Description
Objectives
• Use a hashing function
• Store data in a chained hash table
• Search for data in a hash table
Background
The background idea is the same as Homework 2. This time you will implement a
hash table using separate chaining with linked lists.
What your program needs to do
Use the text files from HW 7, NOT HW 2
– HW7-HungerGames_edit.txt
– HW7-stopWords.txt
Your class will be able to calculate the following information on any text file:
• The top n words (excluding stop words; n is also a command-line argument)
and the number of times each word was found
• The total number of unique words (excluding stop words) in the file
• The total number of words (excluding stop words) in the file
Example:
Your program takes four command-line arguments: the number of most common
words to print out, the name of the text file to process, the stop word list file, and the
size of your hash table.
Running your program using:
./a.out 10 HW7-HungerGames_edit.txt HW7-stopWords.txt 53
would return the 10 most common words in the file HW7-HungerGames_edit.txt,
use a hash table of size 53, and should produce the following results:
682 – is
492 – peeta
479 – its
431 – im
427 – can
414 – says
379 – him
368 – when
367 – no
356 – are
#
Number of collisions: 7628
#
Unique non-stop words: 7681
#
Total non-stop words: 59045
Program Specifications
The following are requirements for your program:
• Your Hash Table must be implemented in a class based on the provided
HashTable.hpp.
• You must implement a driver program that utilizes your HashTable class.
This driver program will contain your main function.
• When executing your driver program:
o read in the number of most common words to process from the first
command-line argument.
o Read in the name of the text file to process from the second commandline
argument.
o Read stopwords from the file specified by the third command-line
argument.
o Create a hash table of size specified by the fourth command-line
argument.
• Write a member function named getStopwords that takes the name of the
stopwords file, fills the data member vector vecIgnoreWords with the
stopwords, and returns void. Read in the file for a list of the top 50 most
common words to ignore (e.g., Table 1).
o The file will have one word per line, and always have exactly 50 words
in the file. We will test with files having different words in it!
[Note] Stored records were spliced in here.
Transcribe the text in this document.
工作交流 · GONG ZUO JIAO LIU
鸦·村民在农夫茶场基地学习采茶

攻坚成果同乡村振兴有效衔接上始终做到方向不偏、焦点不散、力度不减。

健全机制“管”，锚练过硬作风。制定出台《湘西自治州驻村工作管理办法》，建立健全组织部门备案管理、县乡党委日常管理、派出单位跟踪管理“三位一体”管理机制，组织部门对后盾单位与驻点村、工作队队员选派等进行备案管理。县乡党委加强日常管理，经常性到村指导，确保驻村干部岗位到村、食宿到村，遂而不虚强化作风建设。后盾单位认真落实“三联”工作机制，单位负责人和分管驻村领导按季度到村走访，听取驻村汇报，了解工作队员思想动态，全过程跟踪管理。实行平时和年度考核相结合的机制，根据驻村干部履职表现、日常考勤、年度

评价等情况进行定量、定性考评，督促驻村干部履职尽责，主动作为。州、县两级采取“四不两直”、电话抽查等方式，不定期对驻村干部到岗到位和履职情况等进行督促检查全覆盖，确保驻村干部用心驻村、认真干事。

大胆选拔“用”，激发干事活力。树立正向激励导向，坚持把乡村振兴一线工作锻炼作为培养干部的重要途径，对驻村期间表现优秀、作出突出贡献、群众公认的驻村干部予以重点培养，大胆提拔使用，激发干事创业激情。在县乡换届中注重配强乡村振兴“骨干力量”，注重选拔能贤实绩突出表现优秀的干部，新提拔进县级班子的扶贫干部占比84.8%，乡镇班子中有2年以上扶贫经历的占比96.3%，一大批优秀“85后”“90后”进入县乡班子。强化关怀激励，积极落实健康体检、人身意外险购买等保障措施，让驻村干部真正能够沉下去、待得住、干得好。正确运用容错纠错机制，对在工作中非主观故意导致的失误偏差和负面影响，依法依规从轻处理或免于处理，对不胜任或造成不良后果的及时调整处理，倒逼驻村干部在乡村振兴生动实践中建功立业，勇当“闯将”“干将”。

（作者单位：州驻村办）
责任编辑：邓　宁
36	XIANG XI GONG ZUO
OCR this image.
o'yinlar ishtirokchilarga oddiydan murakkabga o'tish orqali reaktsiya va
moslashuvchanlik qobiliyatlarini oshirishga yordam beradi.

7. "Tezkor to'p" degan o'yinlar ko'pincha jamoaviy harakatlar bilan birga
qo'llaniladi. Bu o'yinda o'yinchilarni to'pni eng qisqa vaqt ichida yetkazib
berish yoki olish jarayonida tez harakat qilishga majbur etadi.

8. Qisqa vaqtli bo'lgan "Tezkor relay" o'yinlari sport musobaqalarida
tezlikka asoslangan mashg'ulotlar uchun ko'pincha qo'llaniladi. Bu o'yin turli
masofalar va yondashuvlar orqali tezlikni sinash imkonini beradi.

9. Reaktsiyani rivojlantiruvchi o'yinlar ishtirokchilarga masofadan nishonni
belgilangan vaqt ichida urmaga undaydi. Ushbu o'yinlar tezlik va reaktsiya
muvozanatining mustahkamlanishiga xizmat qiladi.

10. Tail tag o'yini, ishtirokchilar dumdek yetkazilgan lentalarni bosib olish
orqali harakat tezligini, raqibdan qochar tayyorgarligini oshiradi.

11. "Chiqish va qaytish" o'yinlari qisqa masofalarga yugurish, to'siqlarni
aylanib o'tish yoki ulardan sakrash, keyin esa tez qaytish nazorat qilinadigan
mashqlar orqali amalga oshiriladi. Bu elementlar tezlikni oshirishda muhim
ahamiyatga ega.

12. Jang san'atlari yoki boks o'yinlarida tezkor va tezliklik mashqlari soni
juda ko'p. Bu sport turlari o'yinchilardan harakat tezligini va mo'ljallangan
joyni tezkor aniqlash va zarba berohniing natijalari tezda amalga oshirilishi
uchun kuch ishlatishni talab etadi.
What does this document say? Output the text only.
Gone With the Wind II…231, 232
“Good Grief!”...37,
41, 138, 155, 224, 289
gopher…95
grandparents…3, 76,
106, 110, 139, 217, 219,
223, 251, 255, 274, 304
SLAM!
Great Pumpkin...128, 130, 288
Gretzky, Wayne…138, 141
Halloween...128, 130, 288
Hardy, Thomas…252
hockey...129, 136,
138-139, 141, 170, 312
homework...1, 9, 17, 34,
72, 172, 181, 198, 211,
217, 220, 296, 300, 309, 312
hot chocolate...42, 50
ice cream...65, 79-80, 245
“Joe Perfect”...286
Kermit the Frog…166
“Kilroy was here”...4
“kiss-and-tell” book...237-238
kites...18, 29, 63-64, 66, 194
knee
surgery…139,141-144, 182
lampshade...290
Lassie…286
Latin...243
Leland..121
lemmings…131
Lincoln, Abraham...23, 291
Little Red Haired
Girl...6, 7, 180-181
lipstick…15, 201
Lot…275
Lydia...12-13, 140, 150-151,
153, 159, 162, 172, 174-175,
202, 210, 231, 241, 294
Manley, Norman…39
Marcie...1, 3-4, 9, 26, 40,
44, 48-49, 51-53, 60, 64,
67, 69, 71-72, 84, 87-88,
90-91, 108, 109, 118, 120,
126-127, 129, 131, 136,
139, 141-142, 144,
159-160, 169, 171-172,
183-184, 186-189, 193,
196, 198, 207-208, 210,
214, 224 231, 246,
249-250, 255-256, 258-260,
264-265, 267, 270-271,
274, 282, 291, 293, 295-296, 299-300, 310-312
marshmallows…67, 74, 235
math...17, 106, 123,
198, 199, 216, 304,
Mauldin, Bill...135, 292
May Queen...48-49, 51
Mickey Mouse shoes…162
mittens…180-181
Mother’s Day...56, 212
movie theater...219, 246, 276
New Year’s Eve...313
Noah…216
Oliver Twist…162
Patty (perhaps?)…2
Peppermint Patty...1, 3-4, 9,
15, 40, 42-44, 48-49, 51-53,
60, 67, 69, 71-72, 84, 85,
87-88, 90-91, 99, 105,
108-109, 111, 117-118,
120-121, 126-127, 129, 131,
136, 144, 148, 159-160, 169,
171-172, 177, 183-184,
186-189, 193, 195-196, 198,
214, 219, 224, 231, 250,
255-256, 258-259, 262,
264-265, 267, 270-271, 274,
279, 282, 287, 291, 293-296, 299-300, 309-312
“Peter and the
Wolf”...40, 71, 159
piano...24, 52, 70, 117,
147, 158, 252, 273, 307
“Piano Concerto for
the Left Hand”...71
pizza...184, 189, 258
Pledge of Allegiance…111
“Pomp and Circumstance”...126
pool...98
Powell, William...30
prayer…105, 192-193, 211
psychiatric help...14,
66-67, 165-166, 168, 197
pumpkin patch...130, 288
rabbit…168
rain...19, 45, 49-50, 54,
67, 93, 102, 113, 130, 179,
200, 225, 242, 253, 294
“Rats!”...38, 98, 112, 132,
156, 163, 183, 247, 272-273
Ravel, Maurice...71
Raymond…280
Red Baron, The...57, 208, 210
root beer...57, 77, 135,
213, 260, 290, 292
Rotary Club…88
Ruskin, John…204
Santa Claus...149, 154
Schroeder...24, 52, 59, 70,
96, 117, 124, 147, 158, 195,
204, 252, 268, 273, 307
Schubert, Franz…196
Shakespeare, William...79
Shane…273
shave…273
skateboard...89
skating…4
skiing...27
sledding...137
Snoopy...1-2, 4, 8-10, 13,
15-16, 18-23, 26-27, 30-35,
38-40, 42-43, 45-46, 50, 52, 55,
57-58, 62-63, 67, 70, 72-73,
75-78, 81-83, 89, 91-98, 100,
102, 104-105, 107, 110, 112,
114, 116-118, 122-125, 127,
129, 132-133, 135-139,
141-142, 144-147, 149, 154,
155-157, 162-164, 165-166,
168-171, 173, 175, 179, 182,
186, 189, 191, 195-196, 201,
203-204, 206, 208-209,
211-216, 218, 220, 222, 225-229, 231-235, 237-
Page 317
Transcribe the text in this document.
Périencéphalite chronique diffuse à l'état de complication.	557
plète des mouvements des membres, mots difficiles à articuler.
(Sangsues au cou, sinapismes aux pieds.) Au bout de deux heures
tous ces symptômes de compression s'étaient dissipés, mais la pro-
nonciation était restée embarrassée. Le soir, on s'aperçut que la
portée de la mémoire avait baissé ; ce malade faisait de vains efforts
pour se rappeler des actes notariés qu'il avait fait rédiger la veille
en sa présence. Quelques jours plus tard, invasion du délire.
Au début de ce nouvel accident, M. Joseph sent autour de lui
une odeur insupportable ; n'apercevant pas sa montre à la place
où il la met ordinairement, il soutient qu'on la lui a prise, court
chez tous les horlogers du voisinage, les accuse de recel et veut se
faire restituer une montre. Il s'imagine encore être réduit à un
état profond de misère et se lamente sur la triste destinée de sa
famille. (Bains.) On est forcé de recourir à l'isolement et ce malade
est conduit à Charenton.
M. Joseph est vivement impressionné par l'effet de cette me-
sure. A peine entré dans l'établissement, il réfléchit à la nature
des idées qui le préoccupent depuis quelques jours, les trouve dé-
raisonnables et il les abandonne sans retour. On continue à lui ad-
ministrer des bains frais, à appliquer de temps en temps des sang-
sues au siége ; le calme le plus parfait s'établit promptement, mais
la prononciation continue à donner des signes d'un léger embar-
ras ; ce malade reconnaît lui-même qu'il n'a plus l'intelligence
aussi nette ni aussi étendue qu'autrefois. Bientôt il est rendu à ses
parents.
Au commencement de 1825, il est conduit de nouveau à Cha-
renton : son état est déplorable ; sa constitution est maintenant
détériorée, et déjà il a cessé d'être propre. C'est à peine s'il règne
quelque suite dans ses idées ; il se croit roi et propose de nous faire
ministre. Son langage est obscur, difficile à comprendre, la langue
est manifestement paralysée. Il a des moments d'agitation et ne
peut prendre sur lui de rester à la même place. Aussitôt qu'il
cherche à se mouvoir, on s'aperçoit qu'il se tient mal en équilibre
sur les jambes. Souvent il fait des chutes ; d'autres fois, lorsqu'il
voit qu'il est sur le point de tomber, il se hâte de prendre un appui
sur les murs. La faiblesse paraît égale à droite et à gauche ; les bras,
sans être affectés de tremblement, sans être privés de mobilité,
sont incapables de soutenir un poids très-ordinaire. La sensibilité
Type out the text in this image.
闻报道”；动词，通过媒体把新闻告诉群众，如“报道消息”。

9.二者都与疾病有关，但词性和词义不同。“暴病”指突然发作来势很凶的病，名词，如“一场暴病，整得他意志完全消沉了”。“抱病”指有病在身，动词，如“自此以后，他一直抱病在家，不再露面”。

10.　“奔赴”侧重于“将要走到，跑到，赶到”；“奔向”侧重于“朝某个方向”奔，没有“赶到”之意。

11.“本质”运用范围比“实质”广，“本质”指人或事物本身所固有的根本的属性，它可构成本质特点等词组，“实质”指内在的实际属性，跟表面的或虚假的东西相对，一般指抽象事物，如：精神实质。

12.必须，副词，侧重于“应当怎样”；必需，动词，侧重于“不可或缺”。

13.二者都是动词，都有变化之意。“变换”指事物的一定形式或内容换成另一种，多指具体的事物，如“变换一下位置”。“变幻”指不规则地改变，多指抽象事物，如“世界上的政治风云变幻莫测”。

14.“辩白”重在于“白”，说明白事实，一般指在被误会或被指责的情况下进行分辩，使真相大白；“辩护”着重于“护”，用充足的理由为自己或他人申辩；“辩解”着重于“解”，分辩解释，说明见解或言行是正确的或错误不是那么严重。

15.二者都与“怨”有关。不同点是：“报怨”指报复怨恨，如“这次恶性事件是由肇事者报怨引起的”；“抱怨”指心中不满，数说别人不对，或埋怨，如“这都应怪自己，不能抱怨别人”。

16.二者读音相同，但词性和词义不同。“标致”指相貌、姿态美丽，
o Your function will update the vector with a list of the words from the
file.
o You can use your getStopWords function from Homework 2 as a
starting point!
• Implement a hashing function in member function getHash that will
minimize collisions. There are many ways to do this, but for this assignment,
we will use a hashing function known as DJB2. Pseudocode for this function is
as follows:
int hash(string word)
int hash = 5381;
for each character c in word:
hash = hash*33 + c
hash = hash % hashTableSize
if(hash < 0) hash+=hashTableSize
return hash;
A detailed explanation of why this hash function is suitable for hashing
strings can be found on the web. It is easy to see, however, why an overly simple
hash function, such as summing up the ASCII values of the characters in a string,
may not minimize collisions. A simple sum of ASCII values would result in a
collision between all words made up of the same characters (cat and act, for
example). The DJB2 hash avoids this by applying the multiplication step as it
iterates through the characters in the string. However, due to repeated
multiplication, it is possible that the hash value will undergo integer overflow.
That is the reason for the check to see if the hash value is less than 0. Feel free to
experiment with different hash functions and hash table sizes and see what
happens to the number of collisions, but use the DJB2 hash for your submission.
• Store the unique words found in the file that are not in the stopword list in a
hash table.
o Check if the word is a stopword first, and if it is, then ignore that word.
o Use the hashing function to determine where in the hash table the
word should be stored.
o Search the linked list at that location in the hash table array for the
word.
§ If the list does not exist yet, dynamically allocate a new struct,
make this new struct the head of the linked list, and add 1 to
the number of unique words.
§ If the word is present in the list, add one to the count.
§ If the word is not present,
• dynamically allocate a new struct and add it to the list
• Add one to the number of unique words
• If there was already something in this spot in the hash
table, add 1 to the number of collisions.
o This method of using linked lists to deal with collisions is called
Separate Chaining with Linked Lists.
o Hint: in your main function, after you have read in a word from the
text file, this can be easily accomplished by using the isStopWord,
isInTable, incrementCount, and addWord member functions
described below.
• Before your program ends, be sure to free all dynamically allocated memory
via the class destructor.
• Implement a member function isStopWord that takes a string as an
argument and returns true if the string is a stopword, or returns false
otherwise.
• Implement a member function isInTable that takes a string as an argument
and returns true if the string is already stored in the hash table, or returns
false otherwise.
• Implement a member function incrementCount that increments the count of
a word already stored in the hash table by 1.
• Write a member function named addWord that creates a new wordItem
struct and adds it to the hash table at the appropriate location.
• Write a member function named searchTable that takes a string as an
argument and returns a pointer to the wordItem struct that stores the string,
or NULL if the string is not currently stored in the hash table.
• Implement getter methods for numCollisions and numUniqueWords.
• Output the top n most frequent words, number of collisions, number of
unique non-stop words, and total non-stop words
o Write a member function named printTopN that takes the value of N
as an argument and determines the top N words in the array. Hint:
Declare an array of pointers of size n (static declaration), and use the
insertIntoSortedArray algorithm from Assignment 1 to fill this array
with words with the largest counts.
o Then print out the top N words using the specified output.
o Print other output as specified elsewhere in this write-up (number of
collisions, number of unique non-stop words, and total number of
non-stop words.)
• Format your output the following way (and reference the example above).
o When you output the top n words in the file, the output needs to be in
order, with the most frequent word printed first. The format for the
output needs to be:
Count - Word
#
Number of collisions: